The first set began with a Hindustani (North India) raga called Buriya Kalyan. Shivkumar flowed through the alap section, then introduced rhythm in the jor section that grew more complicated through the jhala section. This flowed into the composition and gats section in which, tabla beats were slowly added. It was at this point that the audience elation grew thus waxing and waning with slow rhythms and applauding after musical climaxes. The atmosphere created by the musicians fell somewhere between the sexual act and mathematics as the musicians continued through the rupak tal and ek-tal sections. An intermission came after an explosion of tabla beats and santoor rhythms. Both the musicians and audience members needed a breather.

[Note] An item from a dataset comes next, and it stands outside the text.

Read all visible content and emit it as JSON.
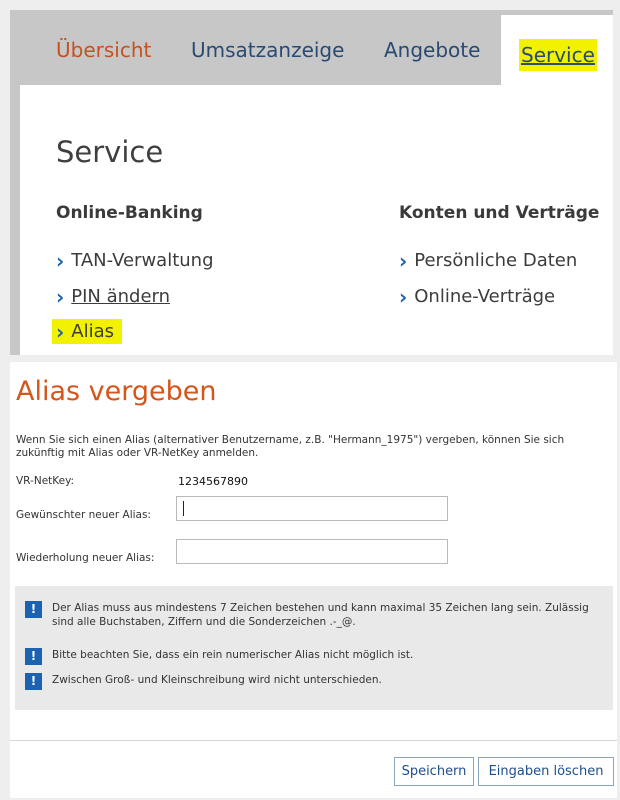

Of course, the intermission lasted too long and concert goers were still drifting into the theatre and winding their way to their seats long after the raga of the second set, Mishra (mixed) Khmaj had begun. These were obviously people familiar with the slow and tedious alap and jor sections. They were waiting for the interplay between tabla and santoor that in time did occur this time adding playful elements and more complex rhythms with the introduction of folklore elements. Shivkumar had commented earlier that normally a vocalist would be added on this section. Yet the absence of a vocalist appeared to be the last thing on anyone’s mind. Ever so often, the musicians would wipe sweat off their foreheads and Zakir would hammer on his tablas, most likely to tune them. They worked their way through slow and fast 16 beat talas while teasing the audience with false endings. The real ending created uproar of applause and left the musicians legendary status intact.